Copper-ore storage floors in Charlestown are likely to have been in use since the mid-C18; a detailed survey of Charlestown in 1825 by Richard Thomas of Falmouth records four ore floors, including one to the south of a coal yard on the east side of Charlestown Road, the site of the Rashleigh Arms. Historically probably covering an area of around 2,300 square-metres (24,751 square feet), the 1839 Tithe map for Charlestown shows the ore floor with its west and east sides angled eastwards; a dotted line depicting the boundary suggests that it was not enclosed. The Tithe apportionment records the ore floor along with others, plus ‘china clay floors, roads, wastages, pier, basins’ as being owned by the Charlestown Shipping Company. The 1881 Ordnance Survey (OS) (1:2500) shows the ore-storage floor as a roughly-rectangular open area to the south of the Rashleigh Arms Hotel and the buildings to its east. The west boundary to Charlestown Road is angled slightly inward, and the east boundary to Quay Road is slightly curved around from north to south. At the south-west corner is a small structure. The 1905 OS shows the floor with the same boundary shape, but by this date the space had been subdivided into three roughly-equal areas. Two water taps are labelled on the boundary to the ore floor. An additional small building is shown to the east of the structure in the south-west corner. To the west it appears that a forecourt or footway had been added to protect the activity on the east side of Charlestown Road from traffic. By the time of the 1936 OS one of the dividing walls had been removed and the small structure at the south-west corner is not shown. At some point the eastern section of the ore floor may have been used as a coal yard. The former ore-storage floor has been used by the Rashleigh Arms public house as a car park for many years; it is now also used as a public car park. A gig-boat shed was constructed at the south-east corner of the ore floor in 2011-12 (not included in the listing).
Details
Former copper-ore storage floor, mid-C18; with a boundary and dividing wall which are probably mid-C19.

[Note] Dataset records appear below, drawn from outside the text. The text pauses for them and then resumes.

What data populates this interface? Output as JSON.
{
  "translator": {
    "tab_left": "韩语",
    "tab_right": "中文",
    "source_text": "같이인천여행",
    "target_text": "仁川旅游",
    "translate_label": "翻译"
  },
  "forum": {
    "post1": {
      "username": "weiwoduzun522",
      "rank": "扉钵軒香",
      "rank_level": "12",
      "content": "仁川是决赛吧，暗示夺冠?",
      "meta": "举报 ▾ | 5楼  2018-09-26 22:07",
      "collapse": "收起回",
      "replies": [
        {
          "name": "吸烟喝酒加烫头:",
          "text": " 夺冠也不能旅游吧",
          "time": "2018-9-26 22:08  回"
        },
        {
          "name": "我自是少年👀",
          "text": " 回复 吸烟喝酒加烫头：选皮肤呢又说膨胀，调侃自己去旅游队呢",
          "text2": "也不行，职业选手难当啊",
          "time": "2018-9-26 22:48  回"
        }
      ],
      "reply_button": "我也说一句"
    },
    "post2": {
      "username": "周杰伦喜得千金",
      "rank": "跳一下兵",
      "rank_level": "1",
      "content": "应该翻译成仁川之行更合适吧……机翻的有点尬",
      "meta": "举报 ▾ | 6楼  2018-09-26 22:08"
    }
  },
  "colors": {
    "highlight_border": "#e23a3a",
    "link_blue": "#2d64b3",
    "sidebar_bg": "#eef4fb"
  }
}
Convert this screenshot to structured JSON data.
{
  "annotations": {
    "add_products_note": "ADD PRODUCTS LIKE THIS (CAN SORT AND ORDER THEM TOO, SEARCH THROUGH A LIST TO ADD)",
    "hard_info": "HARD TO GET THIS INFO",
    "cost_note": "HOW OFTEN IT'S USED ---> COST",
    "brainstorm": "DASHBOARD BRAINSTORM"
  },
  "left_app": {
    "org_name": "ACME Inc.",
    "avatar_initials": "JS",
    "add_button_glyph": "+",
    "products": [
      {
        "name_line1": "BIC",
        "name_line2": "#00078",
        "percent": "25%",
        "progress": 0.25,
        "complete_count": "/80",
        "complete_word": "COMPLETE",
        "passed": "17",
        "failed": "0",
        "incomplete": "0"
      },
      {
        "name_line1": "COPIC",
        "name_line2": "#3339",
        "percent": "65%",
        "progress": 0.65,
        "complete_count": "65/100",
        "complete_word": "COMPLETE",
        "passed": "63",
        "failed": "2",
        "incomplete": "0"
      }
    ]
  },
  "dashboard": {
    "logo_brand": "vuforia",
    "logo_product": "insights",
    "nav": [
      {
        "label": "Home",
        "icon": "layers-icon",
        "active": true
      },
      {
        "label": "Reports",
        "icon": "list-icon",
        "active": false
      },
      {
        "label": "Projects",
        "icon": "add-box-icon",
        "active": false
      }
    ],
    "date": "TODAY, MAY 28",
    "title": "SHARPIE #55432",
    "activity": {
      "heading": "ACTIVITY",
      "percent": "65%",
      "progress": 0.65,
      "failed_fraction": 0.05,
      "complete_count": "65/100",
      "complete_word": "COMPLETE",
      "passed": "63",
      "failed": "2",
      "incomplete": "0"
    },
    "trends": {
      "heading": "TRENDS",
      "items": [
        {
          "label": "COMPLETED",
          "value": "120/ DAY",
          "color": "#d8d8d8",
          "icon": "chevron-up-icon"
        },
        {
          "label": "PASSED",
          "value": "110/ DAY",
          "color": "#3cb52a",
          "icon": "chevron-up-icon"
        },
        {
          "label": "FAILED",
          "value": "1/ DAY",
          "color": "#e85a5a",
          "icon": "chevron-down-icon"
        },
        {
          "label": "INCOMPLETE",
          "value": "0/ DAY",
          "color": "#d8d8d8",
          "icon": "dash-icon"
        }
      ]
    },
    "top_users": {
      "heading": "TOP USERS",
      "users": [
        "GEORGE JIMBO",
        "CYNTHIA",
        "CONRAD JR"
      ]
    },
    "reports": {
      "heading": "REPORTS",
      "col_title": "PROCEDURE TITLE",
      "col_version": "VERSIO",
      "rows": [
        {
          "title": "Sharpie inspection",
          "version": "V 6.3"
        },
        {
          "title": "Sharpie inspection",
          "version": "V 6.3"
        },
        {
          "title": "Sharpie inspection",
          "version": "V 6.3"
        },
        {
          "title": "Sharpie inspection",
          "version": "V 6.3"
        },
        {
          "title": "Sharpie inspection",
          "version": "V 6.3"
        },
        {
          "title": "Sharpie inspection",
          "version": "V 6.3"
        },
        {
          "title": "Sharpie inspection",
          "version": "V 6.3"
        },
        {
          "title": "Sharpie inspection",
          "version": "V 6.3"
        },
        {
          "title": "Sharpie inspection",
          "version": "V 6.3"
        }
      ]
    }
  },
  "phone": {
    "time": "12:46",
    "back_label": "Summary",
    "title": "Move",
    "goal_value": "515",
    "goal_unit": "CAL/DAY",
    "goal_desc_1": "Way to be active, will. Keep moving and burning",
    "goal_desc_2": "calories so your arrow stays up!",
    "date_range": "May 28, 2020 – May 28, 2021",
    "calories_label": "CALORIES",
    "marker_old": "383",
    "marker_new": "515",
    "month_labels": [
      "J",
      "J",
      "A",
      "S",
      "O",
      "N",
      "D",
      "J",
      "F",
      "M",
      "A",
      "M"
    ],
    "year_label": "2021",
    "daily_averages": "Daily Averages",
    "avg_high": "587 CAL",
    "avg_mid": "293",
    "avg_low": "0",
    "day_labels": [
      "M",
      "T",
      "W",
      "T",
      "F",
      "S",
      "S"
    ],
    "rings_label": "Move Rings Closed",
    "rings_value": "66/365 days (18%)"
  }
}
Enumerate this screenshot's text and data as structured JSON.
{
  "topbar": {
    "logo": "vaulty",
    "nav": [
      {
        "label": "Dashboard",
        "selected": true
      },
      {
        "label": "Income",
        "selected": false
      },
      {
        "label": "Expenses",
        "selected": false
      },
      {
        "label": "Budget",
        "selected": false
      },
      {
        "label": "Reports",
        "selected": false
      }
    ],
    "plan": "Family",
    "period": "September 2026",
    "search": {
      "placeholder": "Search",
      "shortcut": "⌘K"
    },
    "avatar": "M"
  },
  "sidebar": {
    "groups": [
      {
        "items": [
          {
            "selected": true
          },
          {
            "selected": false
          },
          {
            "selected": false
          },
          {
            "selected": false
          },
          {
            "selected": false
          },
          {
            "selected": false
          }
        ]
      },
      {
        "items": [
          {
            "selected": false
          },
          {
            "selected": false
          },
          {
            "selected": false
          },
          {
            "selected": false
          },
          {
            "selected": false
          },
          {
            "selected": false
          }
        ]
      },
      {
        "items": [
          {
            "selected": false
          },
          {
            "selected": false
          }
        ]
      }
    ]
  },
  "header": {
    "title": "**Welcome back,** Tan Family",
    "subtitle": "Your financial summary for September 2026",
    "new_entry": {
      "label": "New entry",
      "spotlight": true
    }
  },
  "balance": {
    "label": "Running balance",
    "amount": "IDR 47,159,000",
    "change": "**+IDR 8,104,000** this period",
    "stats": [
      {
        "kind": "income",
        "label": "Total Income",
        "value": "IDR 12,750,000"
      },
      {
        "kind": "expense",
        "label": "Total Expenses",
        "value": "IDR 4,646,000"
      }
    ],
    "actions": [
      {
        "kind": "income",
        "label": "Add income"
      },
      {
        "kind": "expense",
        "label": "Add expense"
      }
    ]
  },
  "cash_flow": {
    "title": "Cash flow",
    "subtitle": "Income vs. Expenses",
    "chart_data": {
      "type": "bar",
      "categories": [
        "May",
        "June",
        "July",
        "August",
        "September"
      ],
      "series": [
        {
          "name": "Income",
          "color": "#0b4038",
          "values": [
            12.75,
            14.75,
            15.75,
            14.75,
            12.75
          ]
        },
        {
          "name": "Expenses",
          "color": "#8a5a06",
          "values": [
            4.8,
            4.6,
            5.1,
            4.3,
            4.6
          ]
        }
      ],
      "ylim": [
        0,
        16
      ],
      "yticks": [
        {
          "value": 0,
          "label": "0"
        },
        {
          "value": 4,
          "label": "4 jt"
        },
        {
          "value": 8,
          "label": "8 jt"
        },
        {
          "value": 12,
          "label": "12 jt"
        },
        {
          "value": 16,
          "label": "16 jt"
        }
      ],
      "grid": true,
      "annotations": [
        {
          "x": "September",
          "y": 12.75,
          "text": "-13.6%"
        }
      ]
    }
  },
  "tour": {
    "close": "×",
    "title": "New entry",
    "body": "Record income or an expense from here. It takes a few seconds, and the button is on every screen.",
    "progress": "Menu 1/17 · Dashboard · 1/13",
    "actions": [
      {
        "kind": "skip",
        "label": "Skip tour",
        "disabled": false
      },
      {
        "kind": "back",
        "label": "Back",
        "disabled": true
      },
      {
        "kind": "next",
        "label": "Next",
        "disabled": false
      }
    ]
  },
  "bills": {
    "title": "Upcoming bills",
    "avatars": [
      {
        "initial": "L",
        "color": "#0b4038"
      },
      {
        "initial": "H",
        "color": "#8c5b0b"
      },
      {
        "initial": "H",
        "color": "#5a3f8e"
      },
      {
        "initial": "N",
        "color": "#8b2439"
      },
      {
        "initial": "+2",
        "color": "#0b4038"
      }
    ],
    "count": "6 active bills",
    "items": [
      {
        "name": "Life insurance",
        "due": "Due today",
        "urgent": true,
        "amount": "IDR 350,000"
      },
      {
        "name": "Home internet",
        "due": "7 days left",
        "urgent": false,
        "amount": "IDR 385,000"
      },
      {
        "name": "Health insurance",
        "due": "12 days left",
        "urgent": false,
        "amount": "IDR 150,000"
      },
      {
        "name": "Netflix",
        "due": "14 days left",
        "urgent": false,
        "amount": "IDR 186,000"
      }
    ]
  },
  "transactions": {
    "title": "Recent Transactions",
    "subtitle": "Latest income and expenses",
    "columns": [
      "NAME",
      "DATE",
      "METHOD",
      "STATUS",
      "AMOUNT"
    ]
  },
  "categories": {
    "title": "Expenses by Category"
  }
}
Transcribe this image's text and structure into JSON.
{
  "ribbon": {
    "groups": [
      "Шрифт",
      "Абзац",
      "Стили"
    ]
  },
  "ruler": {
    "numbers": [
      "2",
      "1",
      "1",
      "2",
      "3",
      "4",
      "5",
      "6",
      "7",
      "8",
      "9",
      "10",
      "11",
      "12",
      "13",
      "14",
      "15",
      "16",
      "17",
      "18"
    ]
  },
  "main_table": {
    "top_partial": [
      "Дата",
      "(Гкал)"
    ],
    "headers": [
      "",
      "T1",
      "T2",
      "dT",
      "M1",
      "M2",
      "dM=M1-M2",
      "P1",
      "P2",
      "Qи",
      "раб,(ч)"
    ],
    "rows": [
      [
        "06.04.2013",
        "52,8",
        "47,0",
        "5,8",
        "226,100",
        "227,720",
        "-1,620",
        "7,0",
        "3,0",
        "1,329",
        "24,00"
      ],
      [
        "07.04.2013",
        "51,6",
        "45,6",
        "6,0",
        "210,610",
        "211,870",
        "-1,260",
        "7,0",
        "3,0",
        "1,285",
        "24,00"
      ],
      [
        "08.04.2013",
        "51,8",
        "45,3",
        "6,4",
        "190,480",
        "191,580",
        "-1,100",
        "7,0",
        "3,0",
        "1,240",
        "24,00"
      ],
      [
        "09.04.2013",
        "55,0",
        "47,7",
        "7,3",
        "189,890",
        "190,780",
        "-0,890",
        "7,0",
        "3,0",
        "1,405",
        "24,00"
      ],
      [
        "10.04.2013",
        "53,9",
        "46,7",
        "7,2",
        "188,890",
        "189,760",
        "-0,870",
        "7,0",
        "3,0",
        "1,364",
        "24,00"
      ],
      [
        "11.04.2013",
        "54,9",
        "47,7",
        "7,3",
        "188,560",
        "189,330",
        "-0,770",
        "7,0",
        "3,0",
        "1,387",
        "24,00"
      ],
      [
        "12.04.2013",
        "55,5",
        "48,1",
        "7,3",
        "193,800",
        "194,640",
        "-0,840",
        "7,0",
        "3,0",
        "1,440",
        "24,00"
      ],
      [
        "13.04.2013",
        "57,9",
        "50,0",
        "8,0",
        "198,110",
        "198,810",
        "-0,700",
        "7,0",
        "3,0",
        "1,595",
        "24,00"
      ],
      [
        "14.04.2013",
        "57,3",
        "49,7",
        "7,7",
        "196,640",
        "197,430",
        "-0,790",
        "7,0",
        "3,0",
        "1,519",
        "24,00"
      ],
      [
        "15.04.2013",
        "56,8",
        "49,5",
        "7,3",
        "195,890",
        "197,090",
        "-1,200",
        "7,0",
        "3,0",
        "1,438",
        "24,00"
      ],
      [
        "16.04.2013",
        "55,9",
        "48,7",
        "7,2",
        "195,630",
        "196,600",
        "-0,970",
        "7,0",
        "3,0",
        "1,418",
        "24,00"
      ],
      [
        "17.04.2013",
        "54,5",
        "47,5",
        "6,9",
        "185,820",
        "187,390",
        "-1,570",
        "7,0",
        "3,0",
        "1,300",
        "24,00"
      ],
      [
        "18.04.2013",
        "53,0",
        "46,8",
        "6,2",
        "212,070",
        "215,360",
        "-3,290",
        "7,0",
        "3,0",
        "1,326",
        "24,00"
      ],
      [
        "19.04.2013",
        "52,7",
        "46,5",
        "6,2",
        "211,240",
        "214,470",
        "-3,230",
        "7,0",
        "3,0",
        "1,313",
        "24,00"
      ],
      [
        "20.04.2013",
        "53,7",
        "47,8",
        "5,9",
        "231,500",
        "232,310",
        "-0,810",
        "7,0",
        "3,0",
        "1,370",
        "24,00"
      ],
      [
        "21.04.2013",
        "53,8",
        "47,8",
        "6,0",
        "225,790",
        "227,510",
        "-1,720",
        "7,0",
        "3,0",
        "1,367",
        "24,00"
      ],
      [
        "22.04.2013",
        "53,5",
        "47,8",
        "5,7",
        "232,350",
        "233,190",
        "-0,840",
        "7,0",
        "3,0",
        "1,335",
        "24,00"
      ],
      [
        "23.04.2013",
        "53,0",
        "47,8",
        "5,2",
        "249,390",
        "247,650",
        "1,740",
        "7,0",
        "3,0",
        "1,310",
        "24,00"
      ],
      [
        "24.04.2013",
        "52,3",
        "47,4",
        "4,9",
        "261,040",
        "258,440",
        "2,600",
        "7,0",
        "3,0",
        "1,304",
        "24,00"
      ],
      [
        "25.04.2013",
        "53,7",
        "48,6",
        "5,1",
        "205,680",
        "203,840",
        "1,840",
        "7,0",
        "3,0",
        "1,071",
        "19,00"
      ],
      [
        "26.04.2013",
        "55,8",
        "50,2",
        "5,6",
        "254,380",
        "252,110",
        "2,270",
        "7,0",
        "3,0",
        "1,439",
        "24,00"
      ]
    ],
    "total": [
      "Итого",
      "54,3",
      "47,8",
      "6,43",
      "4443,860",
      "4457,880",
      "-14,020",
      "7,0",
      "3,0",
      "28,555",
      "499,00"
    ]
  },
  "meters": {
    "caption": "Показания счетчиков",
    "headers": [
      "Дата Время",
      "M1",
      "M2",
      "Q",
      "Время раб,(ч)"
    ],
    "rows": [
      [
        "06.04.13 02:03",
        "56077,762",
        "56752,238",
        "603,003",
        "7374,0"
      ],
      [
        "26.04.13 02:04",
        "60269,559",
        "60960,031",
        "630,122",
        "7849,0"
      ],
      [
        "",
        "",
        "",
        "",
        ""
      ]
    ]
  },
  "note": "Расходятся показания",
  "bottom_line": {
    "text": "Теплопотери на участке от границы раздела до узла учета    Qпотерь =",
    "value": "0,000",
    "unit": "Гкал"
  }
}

PLAN: the former ore floor is located on the east side of Charlestown Road on the approach to the harbour. It is bounded to the south by Duck Street, to the east by a sharp bend in Quay Road, and to the north by the Rashleigh Arms and the buildings to its east. The main entrance is on the west side, although there is pedestrian access to the south from Quay Road.
DESCRIPTION: the ore floor is an extensive area (approximately 2,000 square-metres) floored with a geological variety of rough cobble stones, fixed in a mixture of earth and gravel with some areas of concrete.
It is enclosed with rubble-stone walls around 1.5m high, some with modern concrete coping. On the outer face on the east and west sides are recesses with worked granite surrounds which housed water taps. A subdividing wall of granite masonry is located approximately two-thirds of the distance from the entrance to the floor (in the location as shown on the 1930s OS) which has a wide central opening.